The Department of Communications has floated the possibility of using the government's new controversial MyGov identification system for Australians to trial electronic voting.
The proposal was floated yesterday during a parliamentary inquiry into the 2013 election by Department of Communications deputy secretary Abul Rizvi as one possibility for an e-voting trial for the 2016 election.
In March, ZDNet reported that the department was advocating for a trial of electronic voting in the next federal election on the basis of the success of similar trials in the ACT and New South Wales, and yesterday Rizvi suggested that the MyGov login could be used for identification in any electronic voting trial.
"We consider this electronic credential may provide an ideal vehicle to trial e-voting at the federal level," he said.
"There are higher and higher levels of identity checking online that can be adopted, and indeed the MyGov online identity credential that the Department of Human Services has developed gives you scope to identify the level of veracity that you're prepared to accept in terms of online identity checking."
The MyGov so-called one-stop-shop for identity verification has faced criticism in the past few months after vulnerabilities were found in the website, including the ability for one researcher to hijack the accounts of registered MyGov users, according to a Fairfax report.
Rizvi said there would be risks associated with testing electronic voting, but these would have to be weighed up against the risks associated with the traditional paper-based voting method, which resulted in Western Australia having to go back to the polls earlier this year to re-vote the WA Senate election.
He said that the government holds much more valuable information than how governments are elected.

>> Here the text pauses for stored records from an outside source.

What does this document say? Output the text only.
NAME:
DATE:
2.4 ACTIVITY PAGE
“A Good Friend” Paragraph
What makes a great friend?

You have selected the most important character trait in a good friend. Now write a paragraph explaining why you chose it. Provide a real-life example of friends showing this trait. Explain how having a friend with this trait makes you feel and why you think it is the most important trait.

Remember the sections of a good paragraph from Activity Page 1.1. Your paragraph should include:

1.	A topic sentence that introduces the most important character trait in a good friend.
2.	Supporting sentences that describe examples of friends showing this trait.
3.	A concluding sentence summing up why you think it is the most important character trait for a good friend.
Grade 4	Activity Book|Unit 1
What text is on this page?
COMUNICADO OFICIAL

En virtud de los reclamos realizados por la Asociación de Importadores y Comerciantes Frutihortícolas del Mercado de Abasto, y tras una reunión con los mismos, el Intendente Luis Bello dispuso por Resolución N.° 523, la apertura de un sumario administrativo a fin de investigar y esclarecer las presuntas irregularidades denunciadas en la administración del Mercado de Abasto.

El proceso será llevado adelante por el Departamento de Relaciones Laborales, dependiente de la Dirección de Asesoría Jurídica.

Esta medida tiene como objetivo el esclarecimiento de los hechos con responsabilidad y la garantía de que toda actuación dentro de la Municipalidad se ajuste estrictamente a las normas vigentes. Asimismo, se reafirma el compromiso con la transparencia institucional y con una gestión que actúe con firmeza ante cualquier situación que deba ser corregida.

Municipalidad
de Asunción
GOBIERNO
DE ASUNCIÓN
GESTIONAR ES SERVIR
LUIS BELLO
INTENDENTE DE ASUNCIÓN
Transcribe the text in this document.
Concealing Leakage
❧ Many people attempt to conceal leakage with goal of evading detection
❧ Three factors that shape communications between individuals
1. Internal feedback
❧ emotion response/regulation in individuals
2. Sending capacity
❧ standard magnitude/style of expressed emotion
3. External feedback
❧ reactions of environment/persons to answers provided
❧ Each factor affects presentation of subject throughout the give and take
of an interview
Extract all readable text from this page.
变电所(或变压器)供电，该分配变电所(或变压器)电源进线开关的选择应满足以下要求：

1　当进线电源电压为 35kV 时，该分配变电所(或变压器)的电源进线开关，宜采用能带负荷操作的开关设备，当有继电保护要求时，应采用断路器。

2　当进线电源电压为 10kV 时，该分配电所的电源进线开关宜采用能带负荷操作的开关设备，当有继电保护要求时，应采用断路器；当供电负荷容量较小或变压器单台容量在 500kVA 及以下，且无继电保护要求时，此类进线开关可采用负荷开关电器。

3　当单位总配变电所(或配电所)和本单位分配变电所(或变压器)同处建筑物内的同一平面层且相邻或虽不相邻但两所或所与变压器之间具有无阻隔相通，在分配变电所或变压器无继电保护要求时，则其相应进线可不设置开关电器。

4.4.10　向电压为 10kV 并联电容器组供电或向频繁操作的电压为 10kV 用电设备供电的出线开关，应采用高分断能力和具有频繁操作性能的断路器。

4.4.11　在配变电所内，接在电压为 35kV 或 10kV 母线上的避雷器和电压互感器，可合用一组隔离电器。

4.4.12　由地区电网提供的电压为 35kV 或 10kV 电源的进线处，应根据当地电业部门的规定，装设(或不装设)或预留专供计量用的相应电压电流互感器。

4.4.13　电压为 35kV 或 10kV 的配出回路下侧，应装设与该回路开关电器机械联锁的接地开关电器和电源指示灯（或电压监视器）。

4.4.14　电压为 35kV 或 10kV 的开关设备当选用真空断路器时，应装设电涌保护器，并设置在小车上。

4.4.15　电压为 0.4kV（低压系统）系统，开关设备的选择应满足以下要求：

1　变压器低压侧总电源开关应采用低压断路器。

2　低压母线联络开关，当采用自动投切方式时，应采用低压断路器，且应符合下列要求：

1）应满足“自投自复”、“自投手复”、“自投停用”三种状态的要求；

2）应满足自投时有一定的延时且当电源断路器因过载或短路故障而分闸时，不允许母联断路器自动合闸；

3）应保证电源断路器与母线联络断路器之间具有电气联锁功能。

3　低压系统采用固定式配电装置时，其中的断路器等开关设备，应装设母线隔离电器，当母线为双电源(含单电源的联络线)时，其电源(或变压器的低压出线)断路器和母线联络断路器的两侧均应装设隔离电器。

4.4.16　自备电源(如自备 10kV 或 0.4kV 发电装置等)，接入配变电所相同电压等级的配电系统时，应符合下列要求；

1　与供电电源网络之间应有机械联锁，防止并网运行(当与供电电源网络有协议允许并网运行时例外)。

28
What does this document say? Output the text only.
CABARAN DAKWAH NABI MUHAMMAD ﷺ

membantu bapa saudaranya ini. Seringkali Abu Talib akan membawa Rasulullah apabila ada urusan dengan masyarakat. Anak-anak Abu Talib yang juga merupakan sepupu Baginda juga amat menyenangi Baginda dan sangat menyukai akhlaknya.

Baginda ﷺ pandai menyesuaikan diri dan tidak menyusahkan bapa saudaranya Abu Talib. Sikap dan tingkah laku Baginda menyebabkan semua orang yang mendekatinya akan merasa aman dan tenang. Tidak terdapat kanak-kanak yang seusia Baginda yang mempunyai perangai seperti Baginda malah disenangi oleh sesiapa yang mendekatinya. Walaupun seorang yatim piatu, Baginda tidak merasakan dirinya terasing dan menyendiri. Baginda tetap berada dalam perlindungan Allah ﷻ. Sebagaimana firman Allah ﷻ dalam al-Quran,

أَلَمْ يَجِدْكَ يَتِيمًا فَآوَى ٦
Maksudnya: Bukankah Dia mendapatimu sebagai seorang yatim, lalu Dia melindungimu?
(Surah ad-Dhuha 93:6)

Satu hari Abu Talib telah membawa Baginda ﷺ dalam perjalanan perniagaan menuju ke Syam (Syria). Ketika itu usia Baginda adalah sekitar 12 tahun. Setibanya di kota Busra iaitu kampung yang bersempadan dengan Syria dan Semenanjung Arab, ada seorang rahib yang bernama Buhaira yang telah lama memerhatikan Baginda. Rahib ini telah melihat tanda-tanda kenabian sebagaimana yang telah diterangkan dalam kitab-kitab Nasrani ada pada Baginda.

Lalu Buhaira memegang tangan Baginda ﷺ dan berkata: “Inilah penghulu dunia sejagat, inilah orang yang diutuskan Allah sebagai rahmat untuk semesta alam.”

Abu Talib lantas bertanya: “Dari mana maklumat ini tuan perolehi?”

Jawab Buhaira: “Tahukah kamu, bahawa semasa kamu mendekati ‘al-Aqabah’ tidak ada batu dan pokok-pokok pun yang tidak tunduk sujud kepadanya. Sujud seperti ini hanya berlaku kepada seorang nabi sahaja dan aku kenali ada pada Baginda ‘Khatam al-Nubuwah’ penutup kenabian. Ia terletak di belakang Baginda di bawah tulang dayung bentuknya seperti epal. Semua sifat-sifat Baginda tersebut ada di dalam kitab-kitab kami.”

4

"There are systems governments hold that offer prizes far greater than manipulating an electoral system," he said.
"I guess I was comparing national security issues, and the question of how you can recover from an attack on an electoral system compared to a national security system."
Rizvi said that internet voting was the "inevitable long term outcome" for electronic voting, but in the meantime local voting with electronic devices was the best way forward. He said one way to reduce the cost of rolling out electronic voting to every polling booth around the country would be to find a way for voters to bring their own devices on polling day.
"So you are still voting physically at a physical voting place, but are voting using an electronic device that is connected to a local system using your own device that you've brought in," he said.
"I think that is a possibility that is worth examining. Yes, there are security issues you have to ask about, and the connection between your own device and the local voting system but those can be addressed, and that I would suggest reduces your costs quite considerably."
The decision on whether to conduct a trial would be decided by the committee before making recommendations to parliament, and Rizvi said a decision on a trial needed to be made quickly.
"A decision on the trial would need to be taken quickly if the trial is to operate for the next federal election."
Rizvi said no estimation on costs had been made yet, but a small trial with disabled voters, and then postal voters would be the most likely way forward, and then it could be expanded further provided it was successful.
Former special minister of state Gary Gray expressed concern that electronic voting, including the ability for a voter to change their vote once initially cast, was a big change for Australia.
"Some of the possibilities represent a very substantial change to culture and practice beyond the adoption of a technology. The ability to change a vote after you've cast it is a very substantial cultural change to our voting system," he said.
"As a former minister, I am deeply cautious to ensure our culture and practice is maintained."